The last of those tweets is important. Should not Google warn you that you are talking to a machine? Here there is a debate that goes beyond technology and infiltrates fields such as ethics – including robotics ethics – or philosophy, and many analysts, experts and conventional end users made clear their doubts on Twitter regarding a system that then I managed to solve the task, but through deception, be this more or less innocuous.
In Google have recently indicated that “we are designing this feature with the integration of warning messages”, which suggests that in the final implementation the system would effectively warn that the human interlocutor is communicating with a machine.

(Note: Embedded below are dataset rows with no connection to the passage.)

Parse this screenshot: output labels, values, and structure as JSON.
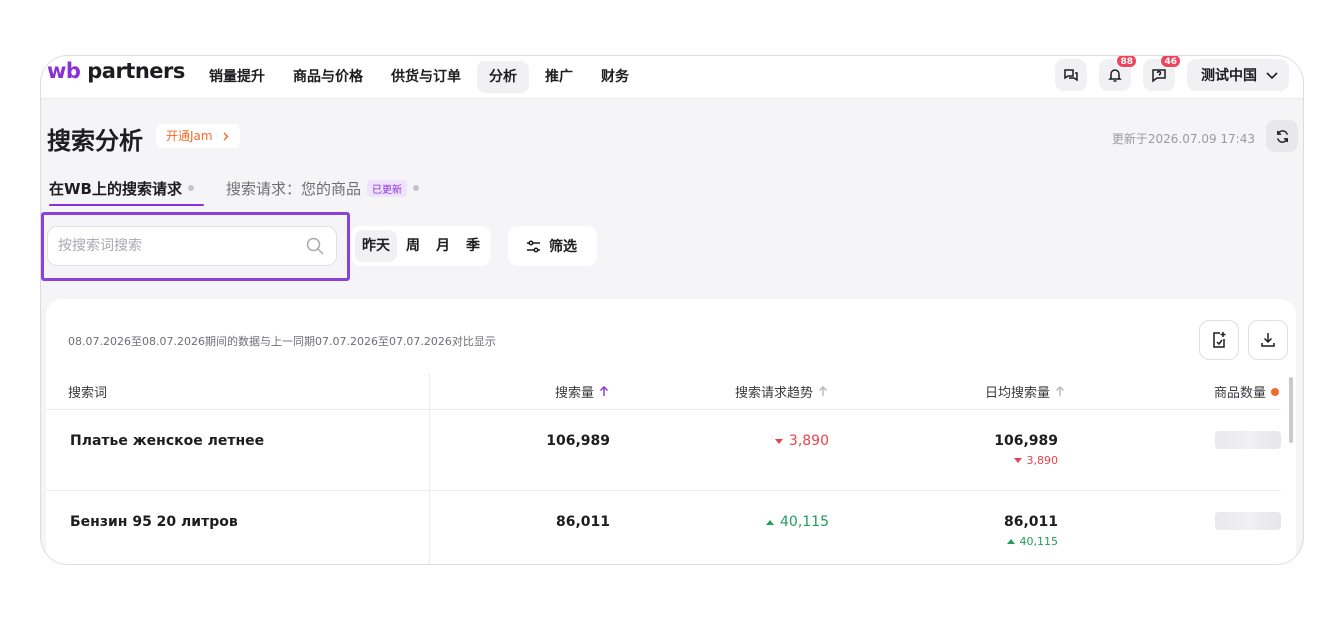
{
  "brand": {
    "logo_prefix": "wb",
    "logo_suffix": " partners",
    "accent": "#8b2fd8"
  },
  "nav": {
    "items": [
      {
        "label": "销量提升",
        "active": false
      },
      {
        "label": "商品与价格",
        "active": false
      },
      {
        "label": "供货与订单",
        "active": false
      },
      {
        "label": "分析",
        "active": true
      },
      {
        "label": "推广",
        "active": false
      },
      {
        "label": "财务",
        "active": false
      }
    ]
  },
  "top_right": {
    "chat_icon": "chat-bubbles-icon",
    "notifications_icon": "bell-icon",
    "notifications_count": "88",
    "support_icon": "question-bubble-icon",
    "support_count": "46",
    "account_name": "测试中国"
  },
  "header": {
    "title": "搜索分析",
    "jam_label": "开通Jam",
    "updated_text": "更新于2026.07.09 17:43"
  },
  "tabs": [
    {
      "label": "在WB上的搜索请求",
      "active": true,
      "tag": ""
    },
    {
      "label": "搜索请求：您的商品",
      "active": false,
      "tag": "已更新"
    }
  ],
  "search": {
    "placeholder": "按搜索词搜索",
    "value": ""
  },
  "periods": [
    {
      "label": "昨天",
      "active": true
    },
    {
      "label": "周",
      "active": false
    },
    {
      "label": "月",
      "active": false
    },
    {
      "label": "季",
      "active": false
    }
  ],
  "filter_label": "筛选",
  "card": {
    "period_note": "08.07.2026至08.07.2026期间的数据与上一同期07.07.2026至07.07.2026对比显示"
  },
  "table": {
    "headers": {
      "query": "搜索词",
      "volume": "搜索量",
      "trend": "搜索请求趋势",
      "daily": "日均搜索量",
      "products": "商品数量"
    },
    "rows": [
      {
        "query": "Платье женское летнее",
        "volume": "106,989",
        "trend": "3,890",
        "trend_dir": "down",
        "daily": "106,989",
        "daily_trend": "3,890",
        "daily_dir": "down"
      },
      {
        "query": "Бензин 95 20 литров",
        "volume": "86,011",
        "trend": "40,115",
        "trend_dir": "up",
        "daily": "86,011",
        "daily_trend": "40,115",
        "daily_dir": "up"
      }
    ]
  }
}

There are more shadows in this impressive advance, as are those that affect the privacy of those conversations used to train the system. It is likely that Google Duplex will record the entire conversation, record it and analyze it (previous anonymization) to “improve the service”, as all these systems usually advise. However, suspicions about what can be done with all those recordings are obvious. Here Google must also be transparent about what is saved, how it is saved and for how long.
And finally there is the problem of bad uses. It will be difficult to control as always that a tool is used in a bad way and in fact that should not stop this technological evolution – doing it would be a mistake – but if Google implements this technology, it will be important to know how it protects us from fraudulent uses that could be automated by example deceptive telemarketing calls.
We will see where all this takes, but of course we are facing one of the great technological surprises so far this year. We hope that its implementation is appropriate and that, as Google claims, this idea is applied to improve our lives and not to make them worse.